Domingo. Mi madre se muda. Desde hace una semana embala muebles y libros, desarma su cocina, guarda su ropa en valijas. Durante todo ese movimiento, hablamos por teléfono. La inestabilidad la tensiona. En un momento me dice que encontró algunas revistas y otras cosas mías. Me dice que las va a tirar porque no se puede vivir en la nostalgia. Le pido que no las tire. Cuando llego a su casa, las revistas son viejos ejemplares de las Rolling Stone, y hay también un diario en papel, donde alguna vez, hace veinte años, me hicieron una entrevista y una carpeta que tiene mis dibujos de cuando iba al jardín de infantes, muchísimo más vieja. La empiezo a revisar. Está fechada en 1981. Catorce años fui a la escuela normal Número 4 Estanislao Severo Ceballos, antiguo pro hombre de la patria que escribía libros y coleccionaba cráneos de indios. De jardín de infantes hasta el final del secundario. Nunca estuve catorce años en ninguna parte, salvo quizás en el Club Italiano. Los dibujos de la carpeta son, desde ya, infantiles. Hay uno de tema patrio donde dibujé, con mis limitadas habilidades de los cinco años, dos granaderos saludando a la bandera.
Lunes. Ayudo en la mudanza. En el departamento nuevo, corto una planta de un patio interno que a mi madre no le gusta. Prefiere que entre el sol. No tardo mucho. Ella está asombrada. “Creía que iba a ser más difícil” me dice. Las raíces salían del tronco y se metían en la pared. Parecían cables y le daban al tronco un aire de ciempiés alien. “¿Dudabas de mis aptitudes como jardinero de ciencia ficción?” le digo. Hace calor. Tiro cuatro bolsas llenas de hojas y ramas y después vamos a tomar un café frente al Parque Rivadavia. “Volvés al barrio” le digo.
Martes. Sigue la mudanza. Los libros son prolijamente embalados. Por un lado, los serios, los de psicoanálisis, los seminarios, los Amorrortu, la colección completa de Miller, leída, subrayada y trabajada a conciencia –vale la expresión–. Por el otro, el resto: libros de arte y decoración, de arquitectura, algunas novelas, historia, filosofía y otras publicaciones residuales. En Avenida Corrientes compro, por consejo de Robles, Los niños en la primera guerra mundial de Yuri y Sonia Winterberg. Por la noche, edito fotos. Robles me manda mensajes y me habla de la primera guerra desde Villa General Belgrano. Me dice que está tomando un gin de producción local mientras sus hijas nadan en la pileta.
Miércoles. Hastío de las redes sociales, un lugar del cual es imposible tomar distancia. El presidente argentino le responde en Twitter a una cuenta falsa del gobernador de la provincia de Buenos Aires que lo crítica.
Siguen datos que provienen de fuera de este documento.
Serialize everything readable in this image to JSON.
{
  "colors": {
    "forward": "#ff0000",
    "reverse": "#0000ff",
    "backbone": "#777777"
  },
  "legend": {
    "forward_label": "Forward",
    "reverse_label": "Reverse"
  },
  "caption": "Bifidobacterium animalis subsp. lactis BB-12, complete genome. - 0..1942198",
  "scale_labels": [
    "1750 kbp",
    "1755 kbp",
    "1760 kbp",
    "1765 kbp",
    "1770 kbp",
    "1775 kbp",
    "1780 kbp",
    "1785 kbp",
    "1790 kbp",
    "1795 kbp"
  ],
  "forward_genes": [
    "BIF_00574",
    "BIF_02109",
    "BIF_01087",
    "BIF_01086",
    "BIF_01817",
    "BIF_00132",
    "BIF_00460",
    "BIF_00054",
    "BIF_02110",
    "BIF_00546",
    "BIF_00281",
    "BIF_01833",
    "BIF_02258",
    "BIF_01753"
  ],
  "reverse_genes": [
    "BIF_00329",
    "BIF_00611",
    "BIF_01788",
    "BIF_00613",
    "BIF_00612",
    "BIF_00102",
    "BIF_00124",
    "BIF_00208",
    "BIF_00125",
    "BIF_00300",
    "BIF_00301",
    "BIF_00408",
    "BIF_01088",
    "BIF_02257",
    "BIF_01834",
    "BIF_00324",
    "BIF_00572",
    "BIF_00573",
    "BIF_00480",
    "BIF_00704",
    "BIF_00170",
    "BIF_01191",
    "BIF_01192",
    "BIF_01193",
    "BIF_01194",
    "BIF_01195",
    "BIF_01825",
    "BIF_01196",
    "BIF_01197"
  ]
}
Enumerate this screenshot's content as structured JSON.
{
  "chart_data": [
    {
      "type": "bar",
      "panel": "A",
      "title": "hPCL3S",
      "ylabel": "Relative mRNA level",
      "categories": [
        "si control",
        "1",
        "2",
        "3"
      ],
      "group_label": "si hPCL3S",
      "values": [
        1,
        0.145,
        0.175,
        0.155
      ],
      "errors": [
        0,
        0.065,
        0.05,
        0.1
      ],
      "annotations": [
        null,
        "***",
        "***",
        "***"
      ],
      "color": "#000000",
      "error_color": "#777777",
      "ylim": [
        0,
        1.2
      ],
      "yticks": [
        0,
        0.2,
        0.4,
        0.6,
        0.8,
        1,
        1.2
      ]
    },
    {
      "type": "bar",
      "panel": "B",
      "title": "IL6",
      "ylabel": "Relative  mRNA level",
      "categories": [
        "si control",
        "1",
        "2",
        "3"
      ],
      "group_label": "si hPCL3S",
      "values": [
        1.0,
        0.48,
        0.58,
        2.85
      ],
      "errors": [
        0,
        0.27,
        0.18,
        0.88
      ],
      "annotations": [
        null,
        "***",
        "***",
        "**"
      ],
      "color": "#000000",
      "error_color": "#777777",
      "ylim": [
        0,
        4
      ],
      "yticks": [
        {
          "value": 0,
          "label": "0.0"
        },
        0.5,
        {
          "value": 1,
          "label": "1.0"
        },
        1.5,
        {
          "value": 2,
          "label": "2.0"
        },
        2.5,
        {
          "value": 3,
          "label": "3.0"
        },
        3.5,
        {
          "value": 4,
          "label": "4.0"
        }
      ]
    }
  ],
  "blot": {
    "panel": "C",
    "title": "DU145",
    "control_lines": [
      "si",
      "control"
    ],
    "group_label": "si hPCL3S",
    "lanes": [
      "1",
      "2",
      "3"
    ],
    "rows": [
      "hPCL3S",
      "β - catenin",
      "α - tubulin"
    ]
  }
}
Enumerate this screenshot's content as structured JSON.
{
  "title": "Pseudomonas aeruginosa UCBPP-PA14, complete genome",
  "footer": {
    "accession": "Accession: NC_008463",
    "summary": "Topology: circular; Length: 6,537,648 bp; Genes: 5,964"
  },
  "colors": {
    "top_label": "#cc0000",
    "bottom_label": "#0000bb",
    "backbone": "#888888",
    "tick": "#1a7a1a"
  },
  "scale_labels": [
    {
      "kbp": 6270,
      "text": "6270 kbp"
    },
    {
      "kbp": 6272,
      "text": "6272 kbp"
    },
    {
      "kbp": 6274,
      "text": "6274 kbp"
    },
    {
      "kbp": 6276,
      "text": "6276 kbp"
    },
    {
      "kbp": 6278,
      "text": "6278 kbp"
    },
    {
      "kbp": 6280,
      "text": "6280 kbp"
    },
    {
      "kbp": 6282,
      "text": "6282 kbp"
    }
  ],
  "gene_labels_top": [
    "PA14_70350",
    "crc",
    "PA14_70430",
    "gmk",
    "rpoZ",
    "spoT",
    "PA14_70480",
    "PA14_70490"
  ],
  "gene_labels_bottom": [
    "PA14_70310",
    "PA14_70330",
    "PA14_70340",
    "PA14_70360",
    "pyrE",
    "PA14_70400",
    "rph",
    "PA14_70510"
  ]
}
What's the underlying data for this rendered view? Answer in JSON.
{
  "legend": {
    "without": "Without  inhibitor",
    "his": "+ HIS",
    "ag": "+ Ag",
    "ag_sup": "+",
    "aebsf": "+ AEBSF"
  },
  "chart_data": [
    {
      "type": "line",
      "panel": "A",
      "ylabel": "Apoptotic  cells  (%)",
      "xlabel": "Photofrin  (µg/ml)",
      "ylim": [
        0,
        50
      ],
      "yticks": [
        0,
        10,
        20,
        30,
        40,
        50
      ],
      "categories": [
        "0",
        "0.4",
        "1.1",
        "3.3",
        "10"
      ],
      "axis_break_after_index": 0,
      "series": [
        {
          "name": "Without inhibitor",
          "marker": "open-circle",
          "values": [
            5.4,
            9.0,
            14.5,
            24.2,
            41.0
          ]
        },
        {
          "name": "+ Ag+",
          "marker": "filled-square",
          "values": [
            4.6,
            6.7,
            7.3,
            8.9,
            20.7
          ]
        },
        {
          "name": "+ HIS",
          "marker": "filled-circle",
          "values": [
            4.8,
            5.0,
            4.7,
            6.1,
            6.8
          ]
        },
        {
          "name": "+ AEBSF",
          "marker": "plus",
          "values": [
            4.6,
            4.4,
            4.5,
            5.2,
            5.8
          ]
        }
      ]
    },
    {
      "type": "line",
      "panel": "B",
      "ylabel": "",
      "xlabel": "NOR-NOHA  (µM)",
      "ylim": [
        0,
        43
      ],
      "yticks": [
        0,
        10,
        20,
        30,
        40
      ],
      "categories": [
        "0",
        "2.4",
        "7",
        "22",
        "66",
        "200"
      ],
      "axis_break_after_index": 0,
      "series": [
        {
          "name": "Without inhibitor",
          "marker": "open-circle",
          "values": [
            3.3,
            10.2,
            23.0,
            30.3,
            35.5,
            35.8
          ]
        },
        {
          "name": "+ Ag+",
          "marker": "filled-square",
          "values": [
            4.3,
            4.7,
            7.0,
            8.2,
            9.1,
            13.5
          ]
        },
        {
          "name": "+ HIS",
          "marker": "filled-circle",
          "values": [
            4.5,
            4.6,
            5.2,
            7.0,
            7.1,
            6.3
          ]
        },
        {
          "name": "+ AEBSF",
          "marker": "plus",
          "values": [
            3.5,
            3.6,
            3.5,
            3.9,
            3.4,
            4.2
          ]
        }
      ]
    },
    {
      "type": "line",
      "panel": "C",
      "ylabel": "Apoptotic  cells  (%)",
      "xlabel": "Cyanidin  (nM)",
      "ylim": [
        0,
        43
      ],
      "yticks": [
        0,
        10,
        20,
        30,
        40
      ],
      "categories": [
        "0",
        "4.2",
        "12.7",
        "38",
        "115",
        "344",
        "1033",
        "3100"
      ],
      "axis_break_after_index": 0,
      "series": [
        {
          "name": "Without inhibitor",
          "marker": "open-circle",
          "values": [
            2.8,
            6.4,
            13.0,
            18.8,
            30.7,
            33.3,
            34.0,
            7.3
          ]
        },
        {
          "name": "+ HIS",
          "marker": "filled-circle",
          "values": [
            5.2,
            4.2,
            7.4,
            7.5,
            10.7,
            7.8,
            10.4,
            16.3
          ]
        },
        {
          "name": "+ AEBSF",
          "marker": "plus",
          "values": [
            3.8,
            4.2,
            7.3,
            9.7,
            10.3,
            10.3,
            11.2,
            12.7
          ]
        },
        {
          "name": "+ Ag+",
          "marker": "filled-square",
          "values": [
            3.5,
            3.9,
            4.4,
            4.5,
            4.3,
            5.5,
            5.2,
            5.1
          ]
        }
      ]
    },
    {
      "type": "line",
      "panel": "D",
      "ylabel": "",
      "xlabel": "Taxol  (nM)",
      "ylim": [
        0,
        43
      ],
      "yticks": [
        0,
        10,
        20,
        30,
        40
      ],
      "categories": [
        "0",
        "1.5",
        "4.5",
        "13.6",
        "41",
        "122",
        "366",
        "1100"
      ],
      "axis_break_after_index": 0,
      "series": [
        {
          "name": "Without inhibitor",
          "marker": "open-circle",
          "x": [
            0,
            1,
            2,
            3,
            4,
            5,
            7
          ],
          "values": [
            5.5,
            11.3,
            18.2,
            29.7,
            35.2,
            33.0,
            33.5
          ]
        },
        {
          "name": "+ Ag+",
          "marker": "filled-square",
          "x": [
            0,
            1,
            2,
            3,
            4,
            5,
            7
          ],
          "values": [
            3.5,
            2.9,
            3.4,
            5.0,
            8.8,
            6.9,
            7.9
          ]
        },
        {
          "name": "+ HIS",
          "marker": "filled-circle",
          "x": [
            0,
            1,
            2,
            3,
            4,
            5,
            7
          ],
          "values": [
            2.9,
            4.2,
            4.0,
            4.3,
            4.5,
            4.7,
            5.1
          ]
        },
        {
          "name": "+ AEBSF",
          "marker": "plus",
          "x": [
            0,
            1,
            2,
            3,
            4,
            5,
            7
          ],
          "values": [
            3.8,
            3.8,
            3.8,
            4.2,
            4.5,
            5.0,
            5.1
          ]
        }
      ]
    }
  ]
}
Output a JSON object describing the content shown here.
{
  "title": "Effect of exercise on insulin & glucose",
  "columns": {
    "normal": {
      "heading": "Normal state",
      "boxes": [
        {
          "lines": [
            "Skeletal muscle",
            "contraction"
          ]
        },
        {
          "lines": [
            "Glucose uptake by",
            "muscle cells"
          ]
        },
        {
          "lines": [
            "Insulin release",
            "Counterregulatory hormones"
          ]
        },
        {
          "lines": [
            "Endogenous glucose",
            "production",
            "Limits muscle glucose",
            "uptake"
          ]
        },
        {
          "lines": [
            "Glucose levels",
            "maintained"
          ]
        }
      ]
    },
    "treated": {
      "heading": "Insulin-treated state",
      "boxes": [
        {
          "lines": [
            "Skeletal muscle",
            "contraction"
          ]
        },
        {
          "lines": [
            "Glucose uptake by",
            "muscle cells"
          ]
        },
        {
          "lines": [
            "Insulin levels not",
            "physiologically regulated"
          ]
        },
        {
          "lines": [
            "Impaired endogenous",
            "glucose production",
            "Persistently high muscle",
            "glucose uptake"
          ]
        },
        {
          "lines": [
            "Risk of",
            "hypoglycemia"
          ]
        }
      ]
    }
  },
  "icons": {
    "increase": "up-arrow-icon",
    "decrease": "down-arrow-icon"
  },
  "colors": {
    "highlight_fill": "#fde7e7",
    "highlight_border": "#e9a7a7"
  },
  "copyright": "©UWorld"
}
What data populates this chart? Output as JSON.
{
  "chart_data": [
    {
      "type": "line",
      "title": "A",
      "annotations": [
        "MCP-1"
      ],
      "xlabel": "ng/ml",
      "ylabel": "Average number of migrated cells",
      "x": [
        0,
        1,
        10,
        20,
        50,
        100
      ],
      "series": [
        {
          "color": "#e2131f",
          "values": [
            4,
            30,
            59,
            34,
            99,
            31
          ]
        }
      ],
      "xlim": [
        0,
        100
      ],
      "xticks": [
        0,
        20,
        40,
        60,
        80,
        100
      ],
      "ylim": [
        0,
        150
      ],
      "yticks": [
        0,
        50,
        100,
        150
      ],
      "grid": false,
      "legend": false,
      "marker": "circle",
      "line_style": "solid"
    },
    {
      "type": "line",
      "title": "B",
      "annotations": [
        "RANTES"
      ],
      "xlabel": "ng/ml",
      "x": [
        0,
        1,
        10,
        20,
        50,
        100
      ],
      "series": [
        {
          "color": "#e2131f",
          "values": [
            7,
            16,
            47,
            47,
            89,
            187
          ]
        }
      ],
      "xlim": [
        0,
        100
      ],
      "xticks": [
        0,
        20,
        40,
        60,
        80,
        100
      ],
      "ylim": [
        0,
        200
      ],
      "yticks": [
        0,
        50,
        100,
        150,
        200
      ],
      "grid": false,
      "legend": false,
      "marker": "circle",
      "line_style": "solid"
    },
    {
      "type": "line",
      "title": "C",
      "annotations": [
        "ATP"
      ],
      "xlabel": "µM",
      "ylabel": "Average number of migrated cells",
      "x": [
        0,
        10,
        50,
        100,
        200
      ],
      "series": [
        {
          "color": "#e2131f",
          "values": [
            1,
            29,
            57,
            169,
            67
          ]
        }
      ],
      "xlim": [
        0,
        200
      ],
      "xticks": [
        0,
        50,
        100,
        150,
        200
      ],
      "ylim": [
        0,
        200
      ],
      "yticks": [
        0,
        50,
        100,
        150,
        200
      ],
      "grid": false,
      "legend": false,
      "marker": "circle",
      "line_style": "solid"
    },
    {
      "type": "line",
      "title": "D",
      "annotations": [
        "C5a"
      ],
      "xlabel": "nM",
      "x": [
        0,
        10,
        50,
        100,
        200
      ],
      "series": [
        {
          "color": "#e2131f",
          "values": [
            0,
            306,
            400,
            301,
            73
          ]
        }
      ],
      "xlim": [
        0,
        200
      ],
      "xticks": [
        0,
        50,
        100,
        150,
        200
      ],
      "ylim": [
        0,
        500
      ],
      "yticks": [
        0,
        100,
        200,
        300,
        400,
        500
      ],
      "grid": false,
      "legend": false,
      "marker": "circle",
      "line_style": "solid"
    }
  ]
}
Es ridículo y siniestro. Ya le respondió a un actor muerto hace mucho tiempo. La política nacional se vuelve espectral. Releo a Wernicke, esas páginas del diario que le publicó Asís en Crisis en 1975.
Más tarde. En Instagram una mujer joven y bella va por las playas de Uruguay preguntando a la gente que lee. El resultado es ligeramente desolador. No creo poder echarle la culpa a los uruguayos. Todos coincidimos en que el año va a empezar en marzo. Pero ¿qué hacemos en febrero? ¿Quién le da de comer al león?